When Maurice de Sully became bishop in 1159, he decided to replace the decrepit cathedral of Saint-Étienne and the 6th-century Notre-Dame with a church in the new Gothic style. The style was conceived in France, and a new structural development, the flying buttress, which added to the beauty of the exterior and permitted interior columns to soar to new heights, was introduced in the building of Notre-Dame. Construction began in 1163 and continued until 1345.


After being damaged during the French Revolution, the church was sold at auction to a building-materials merchant. Napoleon I came to power in time to annul the sale, and he ordered that the edifice be redecorated for his coronation as emperor in 1804. King Louis-Philippe later initiated restoration of the neglected church. The architect Eugène-Emmanuel Viollet-le-Duc worked from 1845 to 1864 to restore the monument.


By the 21st century, prolonged exposure to the weather and decades of damage from acid rain had compromised much of the cathedral’s exterior stonework, and the French government spent millions of euros annually on restoration and maintenance. In April 2019, during one such renovation project, Notre-Dame was ravaged by a fire that destroyed its roof and caused its iconic steeple to collapse. Like all cathedrals in France, Notre-Dame is the property of the state, although its operation as a religious institution is left entirely to the Roman Catholic Church.



A few 16th- and 17th-century buildings survive north of the cathedral. They are what remains of the Cloister of the Cathedral Chapter, whose school was famous long before the new cathedral was built.
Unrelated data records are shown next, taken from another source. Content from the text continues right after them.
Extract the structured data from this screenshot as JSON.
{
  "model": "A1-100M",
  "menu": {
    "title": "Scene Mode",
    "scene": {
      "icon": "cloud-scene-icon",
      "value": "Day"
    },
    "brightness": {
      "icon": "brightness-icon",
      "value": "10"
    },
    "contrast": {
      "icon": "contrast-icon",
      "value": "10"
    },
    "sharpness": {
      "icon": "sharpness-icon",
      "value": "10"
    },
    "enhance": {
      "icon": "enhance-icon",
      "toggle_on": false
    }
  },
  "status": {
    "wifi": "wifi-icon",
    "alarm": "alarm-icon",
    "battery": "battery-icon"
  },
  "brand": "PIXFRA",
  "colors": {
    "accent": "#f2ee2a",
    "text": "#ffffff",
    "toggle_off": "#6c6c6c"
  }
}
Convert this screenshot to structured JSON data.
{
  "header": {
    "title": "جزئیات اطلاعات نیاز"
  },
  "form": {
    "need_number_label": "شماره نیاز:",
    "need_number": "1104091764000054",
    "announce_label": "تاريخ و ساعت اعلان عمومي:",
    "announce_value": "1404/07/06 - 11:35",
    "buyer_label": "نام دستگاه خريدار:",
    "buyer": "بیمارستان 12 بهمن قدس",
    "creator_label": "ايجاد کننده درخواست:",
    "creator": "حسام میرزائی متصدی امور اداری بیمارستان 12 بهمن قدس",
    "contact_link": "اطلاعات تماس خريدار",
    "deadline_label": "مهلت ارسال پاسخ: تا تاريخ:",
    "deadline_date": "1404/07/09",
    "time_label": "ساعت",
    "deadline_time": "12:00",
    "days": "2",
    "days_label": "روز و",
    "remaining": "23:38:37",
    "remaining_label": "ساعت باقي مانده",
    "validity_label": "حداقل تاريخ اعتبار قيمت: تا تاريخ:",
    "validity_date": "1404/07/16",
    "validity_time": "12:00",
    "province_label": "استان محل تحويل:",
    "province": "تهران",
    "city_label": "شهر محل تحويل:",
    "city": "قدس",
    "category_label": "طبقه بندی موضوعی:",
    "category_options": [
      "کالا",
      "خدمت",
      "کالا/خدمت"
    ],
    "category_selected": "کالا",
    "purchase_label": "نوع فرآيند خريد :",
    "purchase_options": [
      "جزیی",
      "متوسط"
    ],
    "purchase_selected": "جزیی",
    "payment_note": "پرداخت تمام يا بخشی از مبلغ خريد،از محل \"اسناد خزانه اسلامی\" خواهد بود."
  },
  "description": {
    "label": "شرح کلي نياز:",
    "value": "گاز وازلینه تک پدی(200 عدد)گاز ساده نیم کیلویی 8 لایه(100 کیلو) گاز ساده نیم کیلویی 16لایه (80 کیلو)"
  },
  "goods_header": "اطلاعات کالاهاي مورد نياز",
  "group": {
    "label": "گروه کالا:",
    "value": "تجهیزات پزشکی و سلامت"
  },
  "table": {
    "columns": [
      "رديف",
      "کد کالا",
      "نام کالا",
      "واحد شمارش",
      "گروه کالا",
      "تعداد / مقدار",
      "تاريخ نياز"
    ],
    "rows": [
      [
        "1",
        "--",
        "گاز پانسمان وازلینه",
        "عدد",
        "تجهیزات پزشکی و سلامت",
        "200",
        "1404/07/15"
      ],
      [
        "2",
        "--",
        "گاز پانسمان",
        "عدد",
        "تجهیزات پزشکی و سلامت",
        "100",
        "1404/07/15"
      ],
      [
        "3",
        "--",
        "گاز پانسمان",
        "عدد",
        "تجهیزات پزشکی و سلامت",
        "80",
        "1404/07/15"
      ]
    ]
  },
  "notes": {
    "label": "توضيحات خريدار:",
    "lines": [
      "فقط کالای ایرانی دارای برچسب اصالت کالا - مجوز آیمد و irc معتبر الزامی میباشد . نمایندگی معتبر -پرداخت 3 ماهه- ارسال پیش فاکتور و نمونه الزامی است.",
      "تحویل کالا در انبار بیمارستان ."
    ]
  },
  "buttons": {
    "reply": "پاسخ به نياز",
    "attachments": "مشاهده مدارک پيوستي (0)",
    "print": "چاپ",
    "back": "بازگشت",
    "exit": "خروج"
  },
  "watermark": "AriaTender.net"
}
Early in the 12th century one of its theologians, Peter Abelard, left the cloister with his disciples, crossed to the Left Bank, and set up an independent school in the open air in the Convent of the Paraclete near the present-day Place Maubert. After a prolonged struggle with the monks of Saint-Denis, the followers of Abelard in 1200 won the right, from both the king and the pope, to form and govern their own community. This was the beginning of the University of Paris.